AT_arc220_c [ARC220C] Range Increment

You are given integers $ N,M,K $ and an integer sequence $ A=(A_1,A_2,\ldots,A_N) $ of length $ N $ . It is guaranteed that each element of $ A $ is between $ 0 $ and $ M-1 $ , inclusive. You may perform the following operation on the integer sequence $ A $ between $ 0 $ and $ K $ times, inclusive: - Choose a pair of integers $ (l,r) $ satisfying $ 1\le l\le r\le N $ , and replace $ A_k $ with $ (A_k+1) \bmod M $ for each $ k=l,l+1,\ldots,r $ . Find the lexicographically smallest $ A $ after the operations. You are given $ T $ test cases; solve each of them. What is lexicographic order on sequences?A sequence $ S = (S_1,S_2,\ldots,S_{|S|}) $ is **lexicographically smaller** than a sequence $ T = (T_1,T_2,\ldots,T_{|T|}) $ if one of the following conditions holds.

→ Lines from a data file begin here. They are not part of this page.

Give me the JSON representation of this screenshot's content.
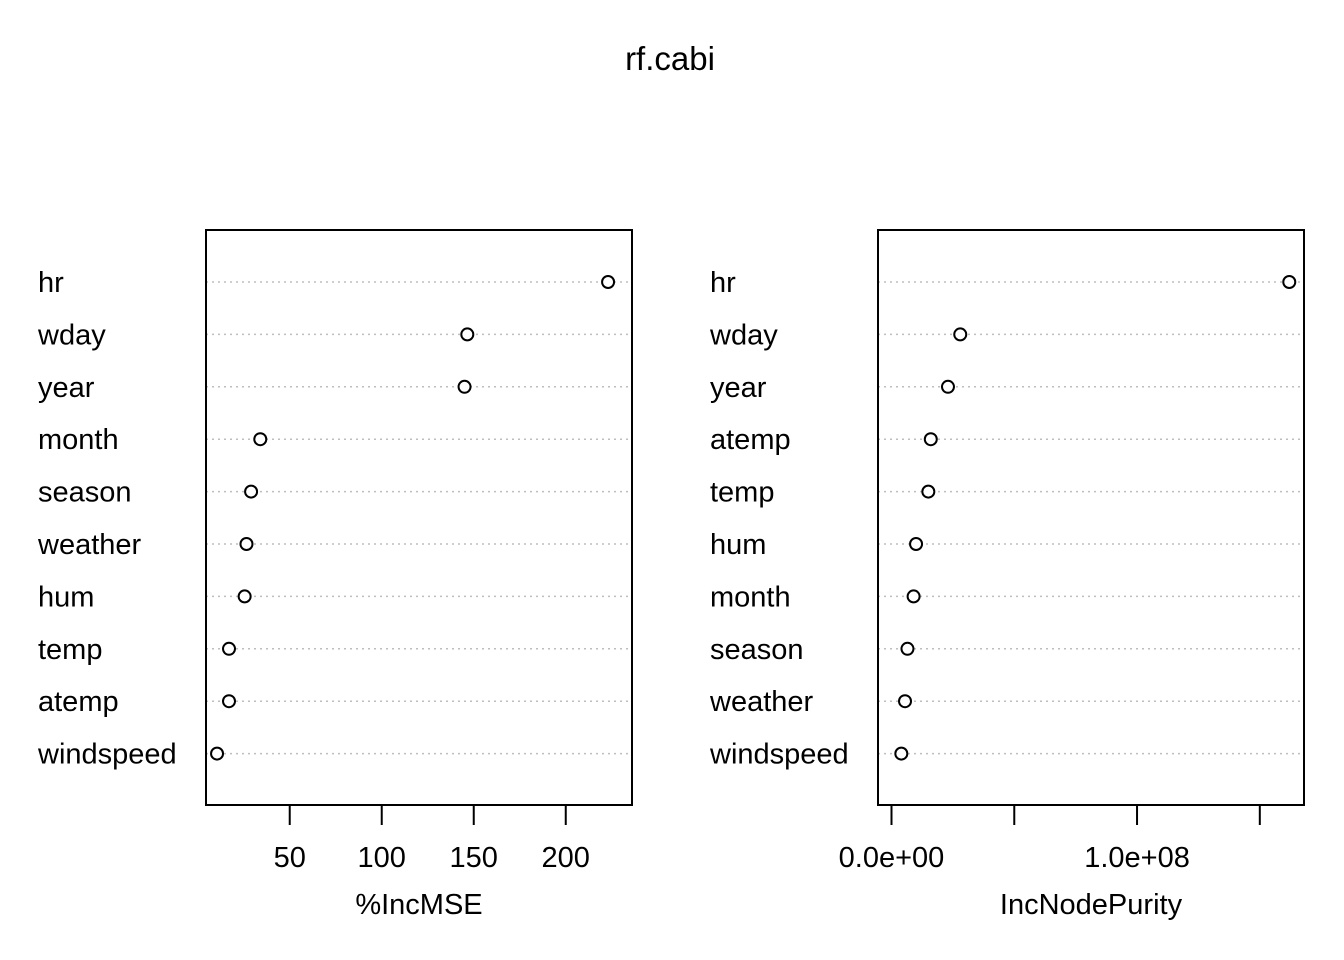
{
  "chart_data": {
    "title": "rf.cabi",
    "panels": [
      {
        "type": "scatter",
        "xlabel": "%IncMSE",
        "xlim": [
          4.5,
          236
        ],
        "ticks": [
          50,
          100,
          150,
          200
        ],
        "tick_labels": [
          "50",
          "100",
          "150",
          "200"
        ],
        "categories": [
          "hr",
          "wday",
          "year",
          "month",
          "season",
          "weather",
          "hum",
          "temp",
          "atemp",
          "windspeed"
        ],
        "values": [
          223,
          146.5,
          145,
          34,
          29,
          26.5,
          25.5,
          17,
          17,
          10.5
        ],
        "grid": "dotted horizontal"
      },
      {
        "type": "scatter",
        "xlabel": "IncNodePurity",
        "xlim": [
          -5500000,
          168000000
        ],
        "ticks": [
          0,
          50000000,
          100000000,
          150000000
        ],
        "tick_labels": [
          "0.0e+00",
          "",
          "1.0e+08",
          ""
        ],
        "categories": [
          "hr",
          "wday",
          "year",
          "atemp",
          "temp",
          "hum",
          "month",
          "season",
          "weather",
          "windspeed"
        ],
        "values": [
          162000000,
          28000000,
          23000000,
          16000000,
          15000000,
          10000000,
          9000000,
          6500000,
          5500000,
          4000000
        ],
        "grid": "dotted horizontal"
      }
    ]
  }
}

Here, $ |S| $ and $ |T| $ denote the lengths of $ S $ and $ T $ , respectively. 1. $ |S| \lt |T| $ and $ (S_1,S_2,\ldots,S_{|S|}) = (T_1,T_2,\ldots,T_{|S|}) $ . 2. There exists an integer $ 1 \leq i \leq \min\lbrace |S|, |T| \rbrace $ such that both of the following hold. - $ (S_1,S_2,\ldots,S_{i-1}) = (T_1,T_2,\ldots,T_{i-1}) $ - $ S_i $ is (numerically) smaller than $ T_i $ .

The input is given from Standard Input in the following format: > $ T $ $ \text{case}_1 $ $ \text{case}_2 $ $ \vdots $ $ \text{case}_T $ Each test case is given in the following format: > $ N $ $ M $ $ K $ $ A_1 $ $ A_2 $ $ \ldots $ $ A_N $

Output the answers for the test cases in order, separated by newlines. For each test case, output the elements of the lexicographically smallest $ A $ after the operations, separated by spaces.

### Sample Explanation 1 Consider the first test case. By performing two operations as follows, we can obtain $ A=(2,0,0,1) $ . - Operation $ 1 $ : Choose $ (l,r)=(2,3) $ . Now $ A=(2,0,5,1) $ . - Operation $ 2 $ : Choose $ (l,r)=(3,3) $ . Now $ A=(2,0,0,1) $ . ### Constraints - $ 1\le T\le 3\times 10^5 $ - $ 1\le N\le 3\times 10^5 $ - $ 2\le M\le 10^9 $ - $ 1\le K\le 10^{15} $ - $ 0\le A_i < M $ - The sum of $ N $ over all test cases is at most $ 3\times 10^5 $ . - All input values are integers.